CHAPITRE XI
Mihiss vient d’aller nous chercher trois tasses de frimp, un breuvage qui rappelle vaguement le thé, mais qui est plus fort.
Elle sourit. Son sourire est infiniment gracieux. Elle a de longues mains fines, un corps souple, une façon de marcher qui est d’une suprême élégance.
Sarahor s’est approché, ainsi que Mra, qui est venue nous rejoindre. Nous buvons en échangeant quelques paroles. Puis je me remets à ce travail.
Mes sentiments, lorsque je fus enfermé seul dans cette pièce si richement installée, étaient très divers. Bien entendu, mon souci était considérable. Je me posais toutes sortes de questions. Je me demandais ce que l’on voulait de moi. Mais je n’avais pas positivement peur. Je me disais que l’on n’enferme pas un prisonnier dans une geôle aussi luxueuse quand on a de mauvaises intentions sur lui. J’en venais même à faire des suppositions assez abracadabrantes.
« Cette ville, pensais-je, est quasiment déserte. Il a dû se passer quelque chose de fâcheux sur cette planète. Peut-être ses habitants veulent-ils nous demander de les aider ? Qui sait si même ils ne songent pas à nous pour redonner de la vie à cette grande cité, pour la repeupler ? Il doit s’agir de créatures assez proches de nous… Leurs façons d’agir sont bien un peu mystérieuses. Mais leur mentalité est peut-être très différente de la nôtre, et donc aussi leurs usages. J’ai en tout cas maintenant la preuve qu’en dehors de l’homme il existe dans la galaxie d’autres créatures intelligentes. Et sans doute y en a-t-il beaucoup plus que nous ne l’imaginions.

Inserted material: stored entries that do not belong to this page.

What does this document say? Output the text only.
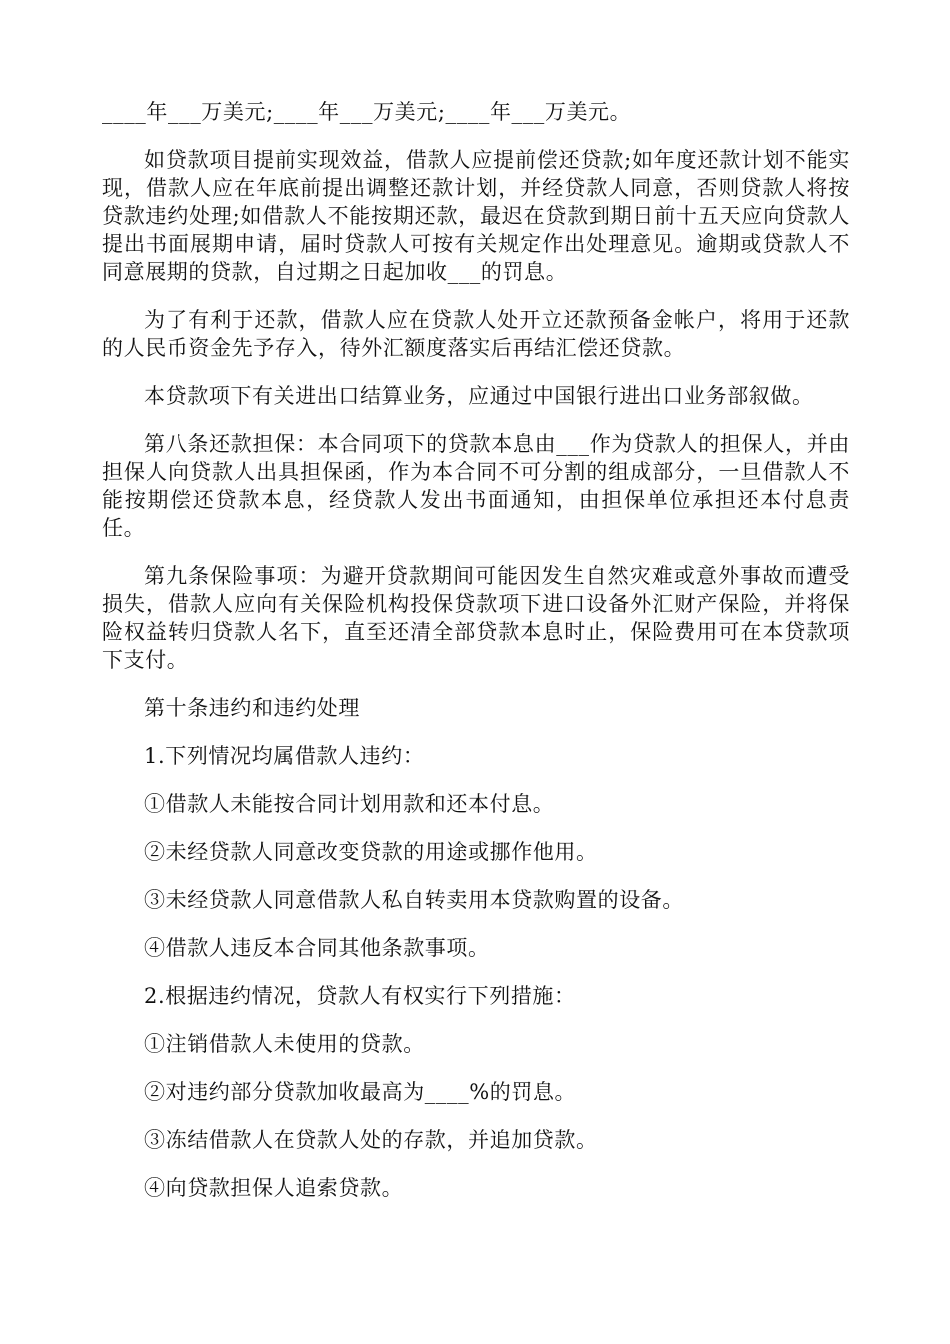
____年___万美元;____年___万美元;____年___万美元。

如贷款项目提前实现效益，借款人应提前偿还贷款;如年度还款计划不能实现，借款人应在年底前提出调整还款计划，并经贷款人同意，否则贷款人将按贷款违约处理;如借款人不能按期还款，最迟在贷款到期日前十五天应向贷款人提出书面展期申请，届时贷款人可按有关规定作出处理意见。逾期或贷款人不同意展期的贷款，自过期之日起加收___的罚息。

为了有利于还款，借款人应在贷款人处开立还款预备金帐户，将用于还款的人民币资金先予存入，待外汇额度落实后再结汇偿还贷款。

本贷款项下有关进出口结算业务，应通过中国银行进出口业务部叙做。

第八条还款担保：本合同项下的贷款本息由___作为贷款人的担保人，并由担保人向贷款人出具担保函，作为本合同不可分割的组成部分，一旦借款人不能按期偿还贷款本息，经贷款人发出书面通知，由担保单位承担还本付息责任。

第九条保险事项：为避开贷款期间可能因发生自然灾难或意外事故而遭受损失，借款人应向有关保险机构投保贷款项下进口设备外汇财产保险，并将保险权益转归贷款人名下，直至还清全部贷款本息时止，保险费用可在本贷款项下支付。

第十条违约和违约处理

1.下列情况均属借款人违约：

①借款人未能按合同计划用款和还本付息。

②未经贷款人同意改变贷款的用途或挪作他用。

③未经贷款人同意借款人私自转卖用本贷款购置的设备。

④借款人违反本合同其他条款事项。

2.根据违约情况，贷款人有权实行下列措施：

①注销借款人未使用的贷款。

②对违约部分贷款加收最高为____%的罚息。

③冻结借款人在贷款人处的存款，并追加贷款。

④向贷款担保人追索贷款。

Je vais certainement vivre une aventure étonnante, exaltante, et sans doute retrouver bientôt ceux qui, comme moi, ont été enlevés. Cette planète ne ressemble pas à celles sur lesquelles l’espèce humaine s’est fixée. Mais l’air, du moins, y est respirable. La pesanteur me paraît y être à peu près la même que sur la Terre. Il y a peut-être de beaux jours en perspective… »
Voilà ce que je me disais. J’ai toujours été d’une nature optimiste.
L’attente se prolongea. J’examinai la pièce où je me trouvais. Les meubles – très différents par leurs formes de tous ceux que nous connaissons – étaient magnifiques. Des boiseries sculptées ornaient les murs. Tout était fait de matières précieuses. Le rouge, partout, était la couleur dominante et même la couleur unique, dans toutes ses nuances, du plus clair au plus foncé. Mais l’ensemble n’avait rien de criard. Il était au contraire parfaitement harmonieux. « Ceux qui habitent là, pensai-je, sont certainement très raffinés et très subtils… »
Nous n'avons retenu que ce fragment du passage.